The Pentagon report indicates that China’s fleet of six Jin-class ballistic missile submarines is conducting near-continuous patrols from Hainan Island into the South China Sea. Armed with a new, longer-range ballistic missile, these submarines have the potential to reach the continental United States.
According to regional military attaches and security analysts, this development has important implications for logistics, command and control, and weaponry. The continuous patrols also indicate that China is beginning to operate its ballistic missile submarines in a manner similar to how the United States, Russia, Britain, and France have done for decades. Such “deterrence patrols” allow these countries to threaten a nuclear counterattack even if their land-based missiles and systems are destroyed, thereby deterring adversaries from initiating an attack.
General Anthony Cotton, commander of the U.S. Strategic Command, informed a congressional hearing in March that the Chinese submarines are now equipped with the third-generation JL-3 missile. With an estimated range of over 10,000 kilometers and the ability to carry multiple warheads, the JL-3 enables China to target the continental United States from its coastal waters for the first time. Previously, it was believed that the JL-3 would not be deployed until the introduction of China’s next-generation Type-096 submarines in the coming years.
The United States Navy maintains around two dozen nuclear-powered attack submarines across the Pacific, including in Guam and Hawaii. Under the AUKUS agreement, U.S. and British nuclear-powered submarines will be deployed out of Western Australia starting in 2027. These submarines are critical for hunting ballistic missile submarines, and their efforts are supported by surface ships and P-8 Poseidon surveillance aircraft. Additionally, the U.S. employs seabed sensors in strategic sea lanes to aid in detecting submarines.
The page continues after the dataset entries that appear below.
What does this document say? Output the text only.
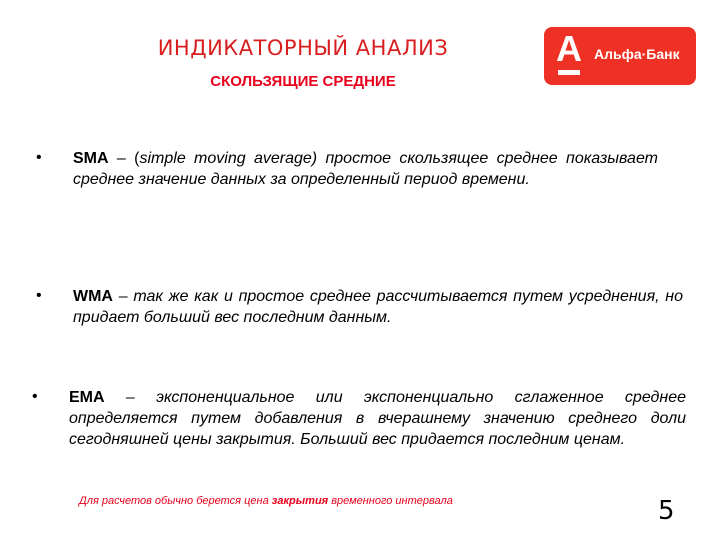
ИНДИКАТОРНЫЙ АНАЛИЗ
СКОЛЬЗЯЩИЕ СРЕДНИЕ
А Альфа·Банк
• SMA – (simple moving average) простое скользящее среднее показывает среднее значение данных за определенный период времени.
• WMA – так же как и простое среднее рассчитывается путем усреднения, но придает больший вес последним данным.
• ЕМА – экспоненциальное или экспоненциально сглаженное среднее определяется путем добавления в вчерашнему значению среднего доли сегодняшней цены закрытия. Больший вес придается последним ценам.
Для расчетов обычно берется цена закрытия временного интервала	5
However, China’s rapid expansion of its nuclear forces means that U.S. strategists will have to grapple with two “nuclear peer adversaries,” Russia and China, for the first time. While China’s navy is believed to have had the capacity for deterrence patrols for years, difficulties with command, control, and communications have slowed their deployment. The Jin-class submarines, which are expected to be replaced by the Type-096 in the next decade, are relatively noisy and easy to track, according to military attaches.